Effective representation under the Sixth Amendment requires counsel “to make reasonable investigations or make a reasonable decision that makes particular investigations unnecessary.”
The court reasoned that counsel in this case did not meet this standard because he failed to investigate Andrus’s for mitigating evidence, did not present sufficient mitigating evidence at sentencing, and did not sufficiently oppose the state’s aggravating evidence.
The court began by assessing “whether the investigation supporting counsel’s decision not to introduce mitigating evidence was itself reasonable.”
The court concluded counsel had “performed virtually no investigation, either of the few witnesses he called in the case . . . or of the many circumstances in Andrus’ life.” Had counsel done so he would have discovered Andrus had been severely neglected, experienced “very pronounced trauma,” and suffered from serious mental health issues.
Next, the court noted that the “so-called mitigating evidence [counsel] offered unwittingly aided the state’s case in aggravation.” For example, counsel called Andrus’ mother who “sketched a portrait of a tranquil upbringing, during which Andrus got himself into trouble despite his family’s best efforts.” While Andrus told counsel his mother was lying, “counsel made no real attempt to probe the accuracy of her testimony.”
Ineffective assistance of counsel would require re-sentencing in this case only if there is prejudice, meaning a “reasonable probability that, but for his counsel’s ineffectiveness, the jury would have made a different judgment about whether Andrus deserved the death penalty as opposed to a lesser sentence.”

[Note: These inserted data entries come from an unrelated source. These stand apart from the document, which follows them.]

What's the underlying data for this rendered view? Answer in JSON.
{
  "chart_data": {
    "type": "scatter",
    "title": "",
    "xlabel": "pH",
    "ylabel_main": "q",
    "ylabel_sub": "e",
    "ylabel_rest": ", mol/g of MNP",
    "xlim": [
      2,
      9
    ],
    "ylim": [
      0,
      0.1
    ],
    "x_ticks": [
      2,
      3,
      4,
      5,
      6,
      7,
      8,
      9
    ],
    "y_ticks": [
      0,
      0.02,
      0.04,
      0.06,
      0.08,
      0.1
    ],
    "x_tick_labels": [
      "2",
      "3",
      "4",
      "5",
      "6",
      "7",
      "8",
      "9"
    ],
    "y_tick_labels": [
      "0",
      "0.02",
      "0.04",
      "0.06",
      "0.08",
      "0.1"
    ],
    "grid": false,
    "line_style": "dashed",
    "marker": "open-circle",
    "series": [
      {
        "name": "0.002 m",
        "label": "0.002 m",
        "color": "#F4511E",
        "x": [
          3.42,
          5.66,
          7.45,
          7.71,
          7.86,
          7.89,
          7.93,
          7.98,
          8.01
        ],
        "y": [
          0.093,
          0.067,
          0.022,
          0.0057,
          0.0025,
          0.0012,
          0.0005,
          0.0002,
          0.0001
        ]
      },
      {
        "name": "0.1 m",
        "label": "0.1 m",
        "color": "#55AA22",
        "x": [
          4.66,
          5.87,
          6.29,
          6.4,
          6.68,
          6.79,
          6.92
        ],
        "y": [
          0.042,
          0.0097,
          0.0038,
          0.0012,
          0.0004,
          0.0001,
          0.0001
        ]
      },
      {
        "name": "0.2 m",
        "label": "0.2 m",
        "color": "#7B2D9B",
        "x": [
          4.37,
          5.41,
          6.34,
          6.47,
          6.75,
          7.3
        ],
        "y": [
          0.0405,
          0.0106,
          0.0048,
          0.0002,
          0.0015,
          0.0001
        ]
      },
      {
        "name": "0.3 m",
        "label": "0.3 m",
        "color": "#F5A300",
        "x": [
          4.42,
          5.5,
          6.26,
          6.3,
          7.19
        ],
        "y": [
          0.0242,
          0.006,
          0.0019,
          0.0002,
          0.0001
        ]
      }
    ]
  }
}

According to the Supreme Court, the lower court’s “one-sentence denial” of Andrus’ ineffective assistance of counsel claim does not “conclusively reveal” whether the lower court preformed a prejudice analysis. So, the Supreme Court sent the case back to the lower court for it to “properly” consider whether Andrus was prejudiced by ineffective assistance of counsel.
Justice Samuel Alito, joined by Justices Clarence Thomas and Neil Gorsuch, opined that the lower court clearly stated that it didn’t think Andrus was prejudiced by the ineffective assistance of counsel. According to Alito, “the failure to explain is not the same as failure to decide.”
Lisa Soronen is executive director of the State and Local Legal Center and a regular contributor to the NCSL Blog on judicial issues.